Dans ce sens, l’attaque contre “les musulmans” en général comporte deux branches, l’une antagoniste de l’autre pour le sens à en sortir, mais complices toutes les deux du Système, – l’une d’une extrême futilité, l’autre d’une importance extrême :

• D’une part, une attaque des “croyants zélés” chrétiens et juifs contre les “croyants zélés” musulmans… Cette attaque fait partie d’une sorte de “guerre de religion” postmodernisée (comme l’on dirait “post-synchronisée”), c’est-à-dire essentiellement une production largement concentrée dans le domaine du système de la communication d’une pathologie de la psychologie créée par les conditions postmodernes du Système, dito “le déchaînement de la Matière”. (C’est dire ce que nous leur prêtons en fait de spiritualité, à ceux-là.) Elle oppose des forces extrémistes de même nature, se ressemblant comme deux ou trois gouttes d’une eau douteuse, et concurrentes à cause de cela.

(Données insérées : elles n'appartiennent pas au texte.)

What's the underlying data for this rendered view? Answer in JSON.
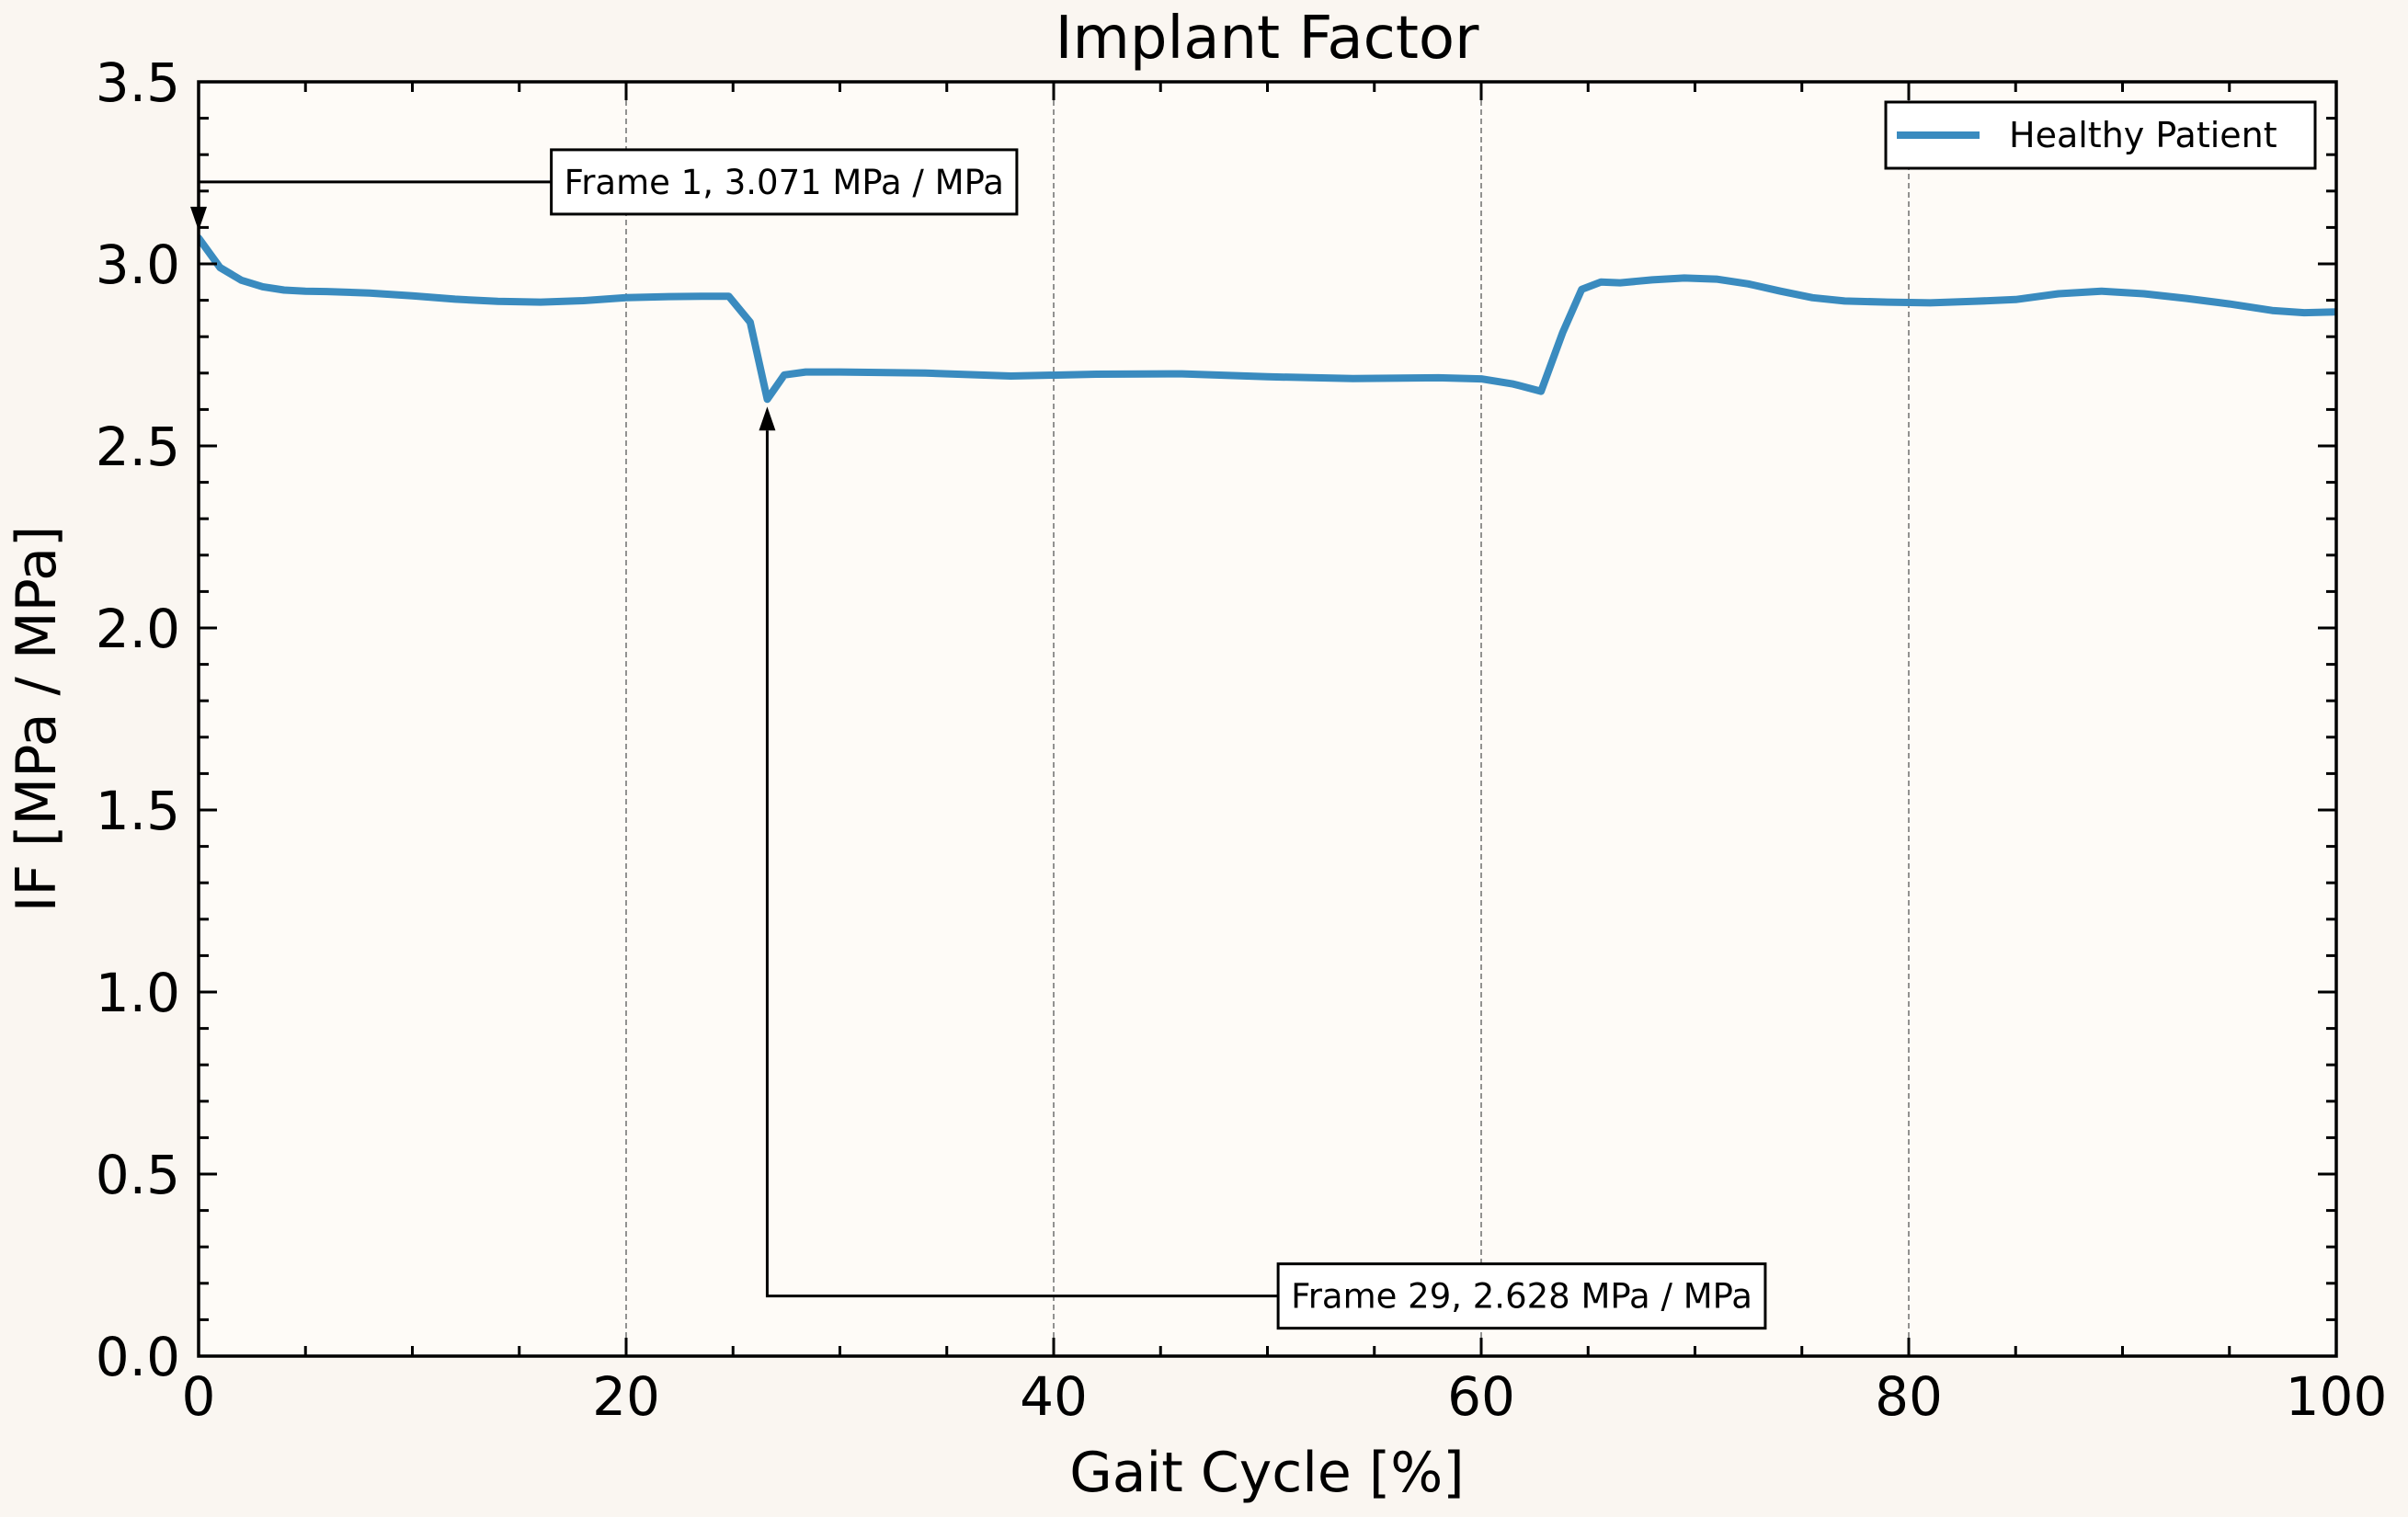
{
  "chart_data": {
    "type": "line",
    "title": "Implant Factor",
    "xlabel": "Gait Cycle [%]",
    "ylabel": "IF [MPa / MPa]",
    "xlim": [
      0,
      100
    ],
    "ylim": [
      0,
      3.5
    ],
    "xticks": [
      "0",
      "20",
      "40",
      "60",
      "80",
      "100"
    ],
    "yticks": [
      "0.0",
      "0.5",
      "1.0",
      "1.5",
      "2.0",
      "2.5",
      "3.0",
      "3.5"
    ],
    "grid": "vertical dashed at major x ticks",
    "legend_position": "top-right",
    "colors": {
      "series": "#3a8bbf",
      "background": "#faf6f1",
      "plot_background": "#fefbf7"
    },
    "series": [
      {
        "name": "Healthy Patient",
        "x": [
          0,
          1,
          2,
          3,
          4,
          5,
          6,
          8,
          10,
          12,
          14,
          16,
          18,
          20,
          22,
          24,
          24.8,
          25.8,
          26.6,
          27.4,
          28.4,
          30,
          34,
          38,
          42,
          46,
          50,
          54,
          58,
          60,
          61.5,
          62.8,
          63.8,
          64.7,
          65.6,
          66.5,
          68,
          69.5,
          71,
          72.5,
          74,
          75.5,
          77,
          79,
          81,
          83,
          85,
          87,
          89,
          91,
          93,
          95,
          97,
          98.5,
          100
        ],
        "y": [
          3.071,
          2.99,
          2.955,
          2.937,
          2.928,
          2.925,
          2.924,
          2.92,
          2.912,
          2.903,
          2.897,
          2.895,
          2.899,
          2.907,
          2.91,
          2.911,
          2.911,
          2.84,
          2.628,
          2.695,
          2.703,
          2.703,
          2.7,
          2.692,
          2.697,
          2.698,
          2.69,
          2.685,
          2.687,
          2.684,
          2.67,
          2.65,
          2.81,
          2.93,
          2.95,
          2.948,
          2.956,
          2.961,
          2.958,
          2.945,
          2.925,
          2.907,
          2.898,
          2.895,
          2.893,
          2.897,
          2.902,
          2.918,
          2.925,
          2.918,
          2.905,
          2.89,
          2.872,
          2.866,
          2.868
        ]
      }
    ],
    "annotations": [
      {
        "text": "Frame 1, 3.071 MPa / MPa",
        "x": 0,
        "y": 3.071,
        "text_x": 16.5,
        "text_y": 3.225
      },
      {
        "text": "Frame 29, 2.628 MPa / MPa",
        "x": 26.6,
        "y": 2.628,
        "text_x": 50.5,
        "text_y": 0.165
      }
    ]
  }
}
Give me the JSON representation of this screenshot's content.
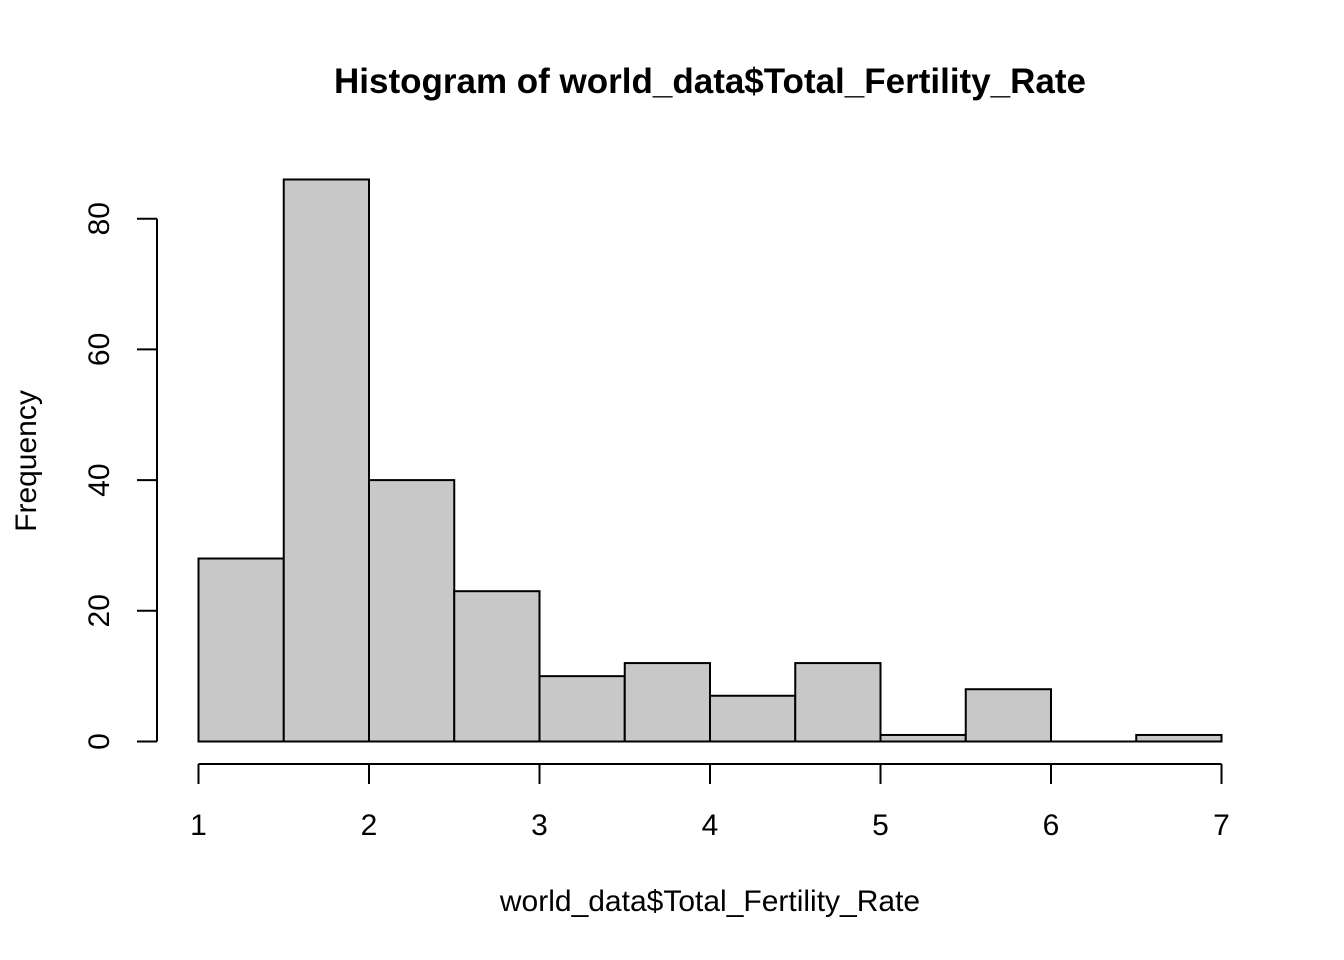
{
  "chart_data": {
    "type": "bar",
    "title": "Histogram of world_data$Total_Fertility_Rate",
    "xlabel": "world_data$Total_Fertility_Rate",
    "ylabel": "Frequency",
    "bins": [
      {
        "x0": 1.0,
        "x1": 1.5,
        "count": 28
      },
      {
        "x0": 1.5,
        "x1": 2.0,
        "count": 86
      },
      {
        "x0": 2.0,
        "x1": 2.5,
        "count": 40
      },
      {
        "x0": 2.5,
        "x1": 3.0,
        "count": 23
      },
      {
        "x0": 3.0,
        "x1": 3.5,
        "count": 10
      },
      {
        "x0": 3.5,
        "x1": 4.0,
        "count": 12
      },
      {
        "x0": 4.0,
        "x1": 4.5,
        "count": 7
      },
      {
        "x0": 4.5,
        "x1": 5.0,
        "count": 12
      },
      {
        "x0": 5.0,
        "x1": 5.5,
        "count": 1
      },
      {
        "x0": 5.5,
        "x1": 6.0,
        "count": 8
      },
      {
        "x0": 6.0,
        "x1": 6.5,
        "count": 0
      },
      {
        "x0": 6.5,
        "x1": 7.0,
        "count": 1
      }
    ],
    "xticks": [
      1,
      2,
      3,
      4,
      5,
      6,
      7
    ],
    "yticks": [
      0,
      20,
      40,
      60,
      80
    ],
    "xlim": [
      1,
      7
    ],
    "ylim": [
      0,
      86
    ],
    "grid": false,
    "bar_color": "#c8c8c8",
    "edge_color": "#000000"
  }
}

• D’autre part, une attaque contre la “spiritualité” qu’on perçoit dans le monde musulman, comme on la perçoit chez les Russes, et qui est conduite par les pays du bloc BAO, dans ce cas complètement au service du Système. Cette attaque-là contre la “spiritualité” est aussi, et d’abord, une attaque contre soi-même, contre une possible résurgence de la spiritualité dans ce bloc-Système ; cela, dans un climat de malaise général des élites et des directions politiques du Système devant l’ampleur de la crise de la civilisation, qui est une “crise du sens” (une absence de sens) impliquant la possibilité d’une renaissance de la spiritualité pour en trouver l’issue. (Nous rappelons souvent ce facteur fondamental, en citant régulièrement Arnold Toynbee [récemment encore, le 2 juillet 2012 : «Historien des civilisations, Toynbee observait une succession cyclique des civilisations (il en décompte 19), chacune d’entre elles “permettant”, à cause d’une circonstance historique ou l’autre, à la suivante de la remplacer, c’est-à-dire de la relayer, de poursuivre la chaîne ; mais la chaîne est en train de se rompre, observait Toynbee à la fin des années 1940… Il développa sur la fin de sa vie, – avec une prudence due sans doute à des raisons politiques sans grandeur, – l’argument que l’absence de sens de notre civilisation la rendait extrêmement vulnérable sinon promise à l’effondrement [autodestruction], alors que sa puissance technologique, sa surpuissance matérielle sans égale, interdisaient l’intervention de toute autre civilisation, donc tout espoir de succession et de régénération par une autre civilisation.»)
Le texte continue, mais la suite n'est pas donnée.